Speaker: Dr. Sidi Lu, Assistant Professor at William & Mary
Time: January 30, 2025 at 1:30 pm - 3:00 pm
Room: E297L, Discovery Park, UNT
Coordinator: Dr. Kewei Sha
Abstract: With rapid advancements in edge computing, sensing, AI, and communication technologies, vehicles are undergoing a remarkable transformation. This talk will introduce a groundbreaking computing paradigm for the autonomous driving era—vehicle computing. This paradigm decouples data and control layers, creating an open computing platform that fosters multi-party collaboration and data sharing, breaking free from the constraints of traditional, closed vehicle systems. By doing so, vehicles transcend their conventional roles in transportation, evolving into versatile mobile computing platforms capable of supporting a wide range of advanced applications and third-party services. In addition, I will present a series of research efforts focused on developing reliable, scalable, and efficient edge-enabled connected vehicle applications. These include a vehicle-edge-cloud closed-loop framework that significantly reduces bandwidth usage while accelerating inference, a collaborative learning framework that enables both cooperative training and inference, in-transit noise mitigation, and the application of multimodal large language models (MLLMs) for autonomous driving.
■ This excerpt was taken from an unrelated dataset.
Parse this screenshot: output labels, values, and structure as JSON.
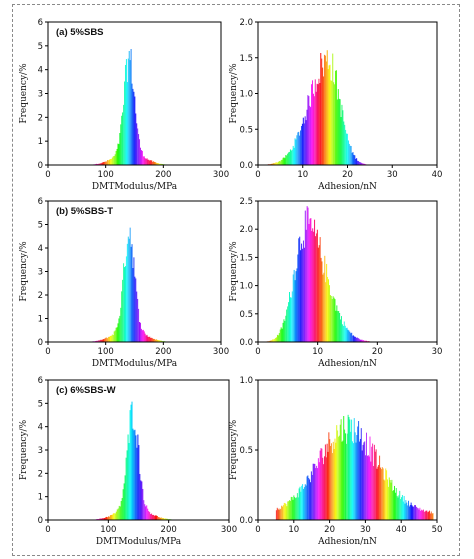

Bio of the speaker: Sidi Lu is a tenure-track assistant professor of computer science at William & Mary. Her research interests include edge computing, vehicle computing, and applied AI & data science, with a focus on enhancing the reliability, scalability, security, and efficiency of connected and autonomous systems. She has collaborated closely with industry leaders such as Nokia Bell Labs, GM, Toyota, and Ford. She is the recipient of the NSF CRII Award, the Ralph H. Kummler Research Award, and the Michael E. Conrad Research Award. Her disk failure prediction software and related datasets have been downloaded by researchers from over 220 institutions worldwide since 2020.